4月から国家資格化の日本語教師、薄給と激務、非正規雇用、高齢化の実態 #生活危機
この4月から、外国人に日本語を教える「日本語教師」が国家資格となった。急増する外国人にこの国になじんでもらうためにも、国家資格化で日本語教育の質を向上させる狙いがあるという。しかし現役の日本語教師や日本語学校からは、戸惑いの声も。もともと薄給かつ非正規雇用が多い中で、国家資格取得という新たなハードルが加わるからだ。また、日本語教師の半数近くを占めるボランティアに支えられている日本語教育の業界が、国家資格化で変化するのか。国の「移民政策」による負担がさらに増すだけではないか……現場を訪ね歩くと、そんな懸念も聞こえてきた。(取材・文:室橋裕和/撮影:殿村誠士/Yahoo!ニュース オリジナル 特集編集部)
国家資格化で、むしろ教師の数が減る?
「ようやく社会的な地位が得られる。30年来の悲願でしたからね」 そう語るのは、1987年創立の老舗、カイ日本語スクール代表の山本弘子さん。
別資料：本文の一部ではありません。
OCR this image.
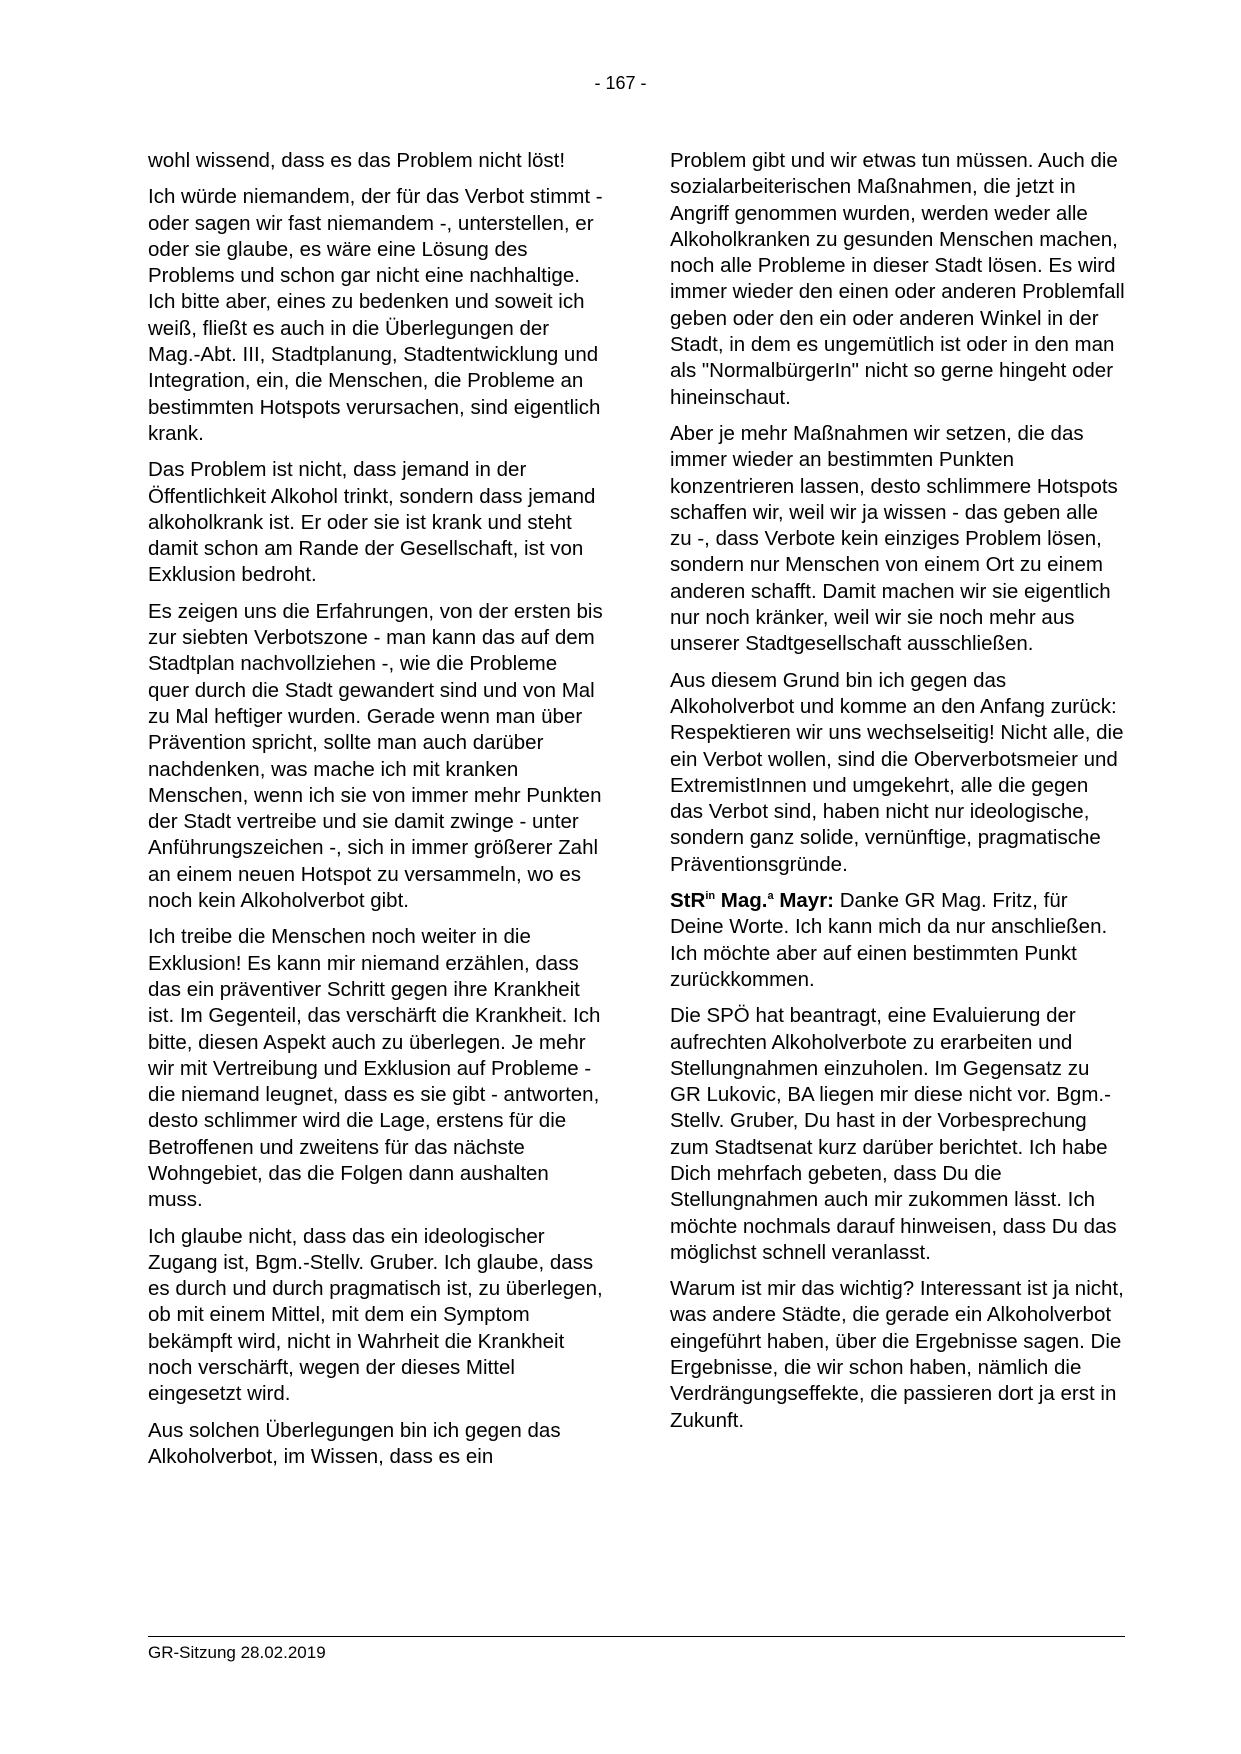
- 167 -

wohl wissend, dass es das Problem nicht löst!

Ich würde niemandem, der für das Verbot stimmt - oder sagen wir fast niemandem -, unterstellen, er oder sie glaube, es wäre eine Lösung des Problems und schon gar nicht eine nachhaltige. Ich bitte aber, eines zu bedenken und soweit ich weiß, fließt es auch in die Überlegungen der Mag.-Abt. III, Stadtplanung, Stadtentwicklung und Integration, ein, die Menschen, die Probleme an bestimmten Hotspots verursachen, sind eigentlich krank.

Das Problem ist nicht, dass jemand in der Öffentlichkeit Alkohol trinkt, sondern dass jemand alkoholkrank ist. Er oder sie ist krank und steht damit schon am Rande der Gesellschaft, ist von Exklusion bedroht.

Es zeigen uns die Erfahrungen, von der ersten bis zur siebten Verbotszone - man kann das auf dem Stadtplan nachvollziehen -, wie die Probleme quer durch die Stadt gewandert sind und von Mal zu Mal heftiger wurden. Gerade wenn man über Prävention spricht, sollte man auch darüber nachdenken, was mache ich mit kranken Menschen, wenn ich sie von immer mehr Punkten der Stadt vertreibe und sie damit zwinge - unter Anführungszeichen -, sich in immer größerer Zahl an einem neuen Hotspot zu versammeln, wo es noch kein Alkoholverbot gibt.

Ich treibe die Menschen noch weiter in die Exklusion! Es kann mir niemand erzählen, dass das ein präventiver Schritt gegen ihre Krankheit ist. Im Gegenteil, das verschärft die Krankheit. Ich bitte, diesen Aspekt auch zu überlegen. Je mehr wir mit Vertreibung und Exklusion auf Probleme - die niemand leugnet, dass es sie gibt - antworten, desto schlimmer wird die Lage, erstens für die Betroffenen und zweitens für das nächste Wohngebiet, das die Folgen dann aushalten muss.

Ich glaube nicht, dass das ein ideologischer Zugang ist, Bgm.-Stellv. Gruber. Ich glaube, dass es durch und durch pragmatisch ist, zu überlegen, ob mit einem Mittel, mit dem ein Symptom bekämpft wird, nicht in Wahrheit die Krankheit noch verschärft, wegen der dieses Mittel eingesetzt wird.

Aus solchen Überlegungen bin ich gegen das Alkoholverbot, im Wissen, dass es ein

Problem gibt und wir etwas tun müssen. Auch die sozialarbeiterischen Maßnahmen, die jetzt in Angriff genommen wurden, werden weder alle Alkoholkranken zu gesunden Menschen machen, noch alle Probleme in dieser Stadt lösen. Es wird immer wieder den einen oder anderen Problemfall geben oder den ein oder anderen Winkel in der Stadt, in dem es ungemütlich ist oder in den man als "NormalbürgerIn" nicht so gerne hingeht oder hineinschaut.

Aber je mehr Maßnahmen wir setzen, die das immer wieder an bestimmten Punkten konzentrieren lassen, desto schlimmere Hotspots schaffen wir, weil wir ja wissen - das geben alle zu -, dass Verbote kein einziges Problem lösen, sondern nur Menschen von einem Ort zu einem anderen schafft. Damit machen wir sie eigentlich nur noch kränker, weil wir sie noch mehr aus unserer Stadtgesellschaft ausschließen.

Aus diesem Grund bin ich gegen das Alkoholverbot und komme an den Anfang zurück: Respektieren wir uns wechselseitig! Nicht alle, die ein Verbot wollen, sind die Oberverbotsmeier und ExtremistInnen und umgekehrt, alle die gegen das Verbot sind, haben nicht nur ideologische, sondern ganz solide, vernünftige, pragmatische Präventionsgründe.

StR$^{in}$ Mag.$^a$ Mayr: Danke GR Mag. Fritz, für Deine Worte. Ich kann mich da nur anschließen. Ich möchte aber auf einen bestimmten Punkt zurückkommen.

Die SPÖ hat beantragt, eine Evaluierung der aufrechten Alkoholverbote zu erarbeiten und Stellungnahmen einzuholen. Im Gegensatz zu GR Lukovic, BA liegen mir diese nicht vor. Bgm.-Stellv. Gruber, Du hast in der Vorbesprechung zum Stadtsenat kurz darüber berichtet. Ich habe Dich mehrfach gebeten, dass Du die Stellungnahmen auch mir zukommen lässt. Ich möchte nochmals darauf hinweisen, dass Du das möglichst schnell veranlasst.

Warum ist mir das wichtig? Interessant ist ja nicht, was andere Städte, die gerade ein Alkoholverbot eingeführt haben, über die Ergebnisse sagen. Die Ergebnisse, die wir schon haben, nämlich die Verdrängungseffekte, die passieren dort ja erst in Zukunft.

GR-Sitzung 28.02.2019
日本社会で活躍する留学生がたくさん輩出してきた同校だが、日本語教師がやっと国家資格として認められるという感慨は大きいようだ。 これはほかの日本語学校でも聞かれたことで、「一定の公益性がある、国益に資する職業として認知された」と喜ぶ人は多い。 いままでは公的な資格は必要のない職業だったのだ。 従来、日本語教師になるには以下の3つのルートがあった。 ・文化庁のガイドラインに則った420時間の日本語教師養成講座を修了 ・日本語教育能力検定試験に合格(公益財団法人 日本国際教育支援協会が主催) ・大学や大学院の日本語教育専攻を修了
このいずれか、あるいは複数を満たしていることを、日本語教師採用の条件とする日本語学校が多かった。もっとも、前記の3ルートを通らず独学でスキルを向上させ、教師として活躍している人もいる。おもに制度が整っていなかった時代から教壇に立っているベテランだ。 それが国家資格化で大きく変わる。 国家試験に合格し、研修機関での教育実習を修了することで、国家資格「登録日本語教員」を取得できるようになる。 この新しいハードルは、現役の日本語教師たちもクリアする必要がある。とはいえ、それぞれのキャリアに応じて一部の試験や研修が免除になる仕組みだ。5~9年の経過措置期間があり、その間に身の振り方を決める……のだが、 「(日本語教師は)もういいかな、と考える人が多いのではと懸念しています」と山本さんは語る。日本語教師は50代以上が全体の約5割を占め、「高齢化」が著しい。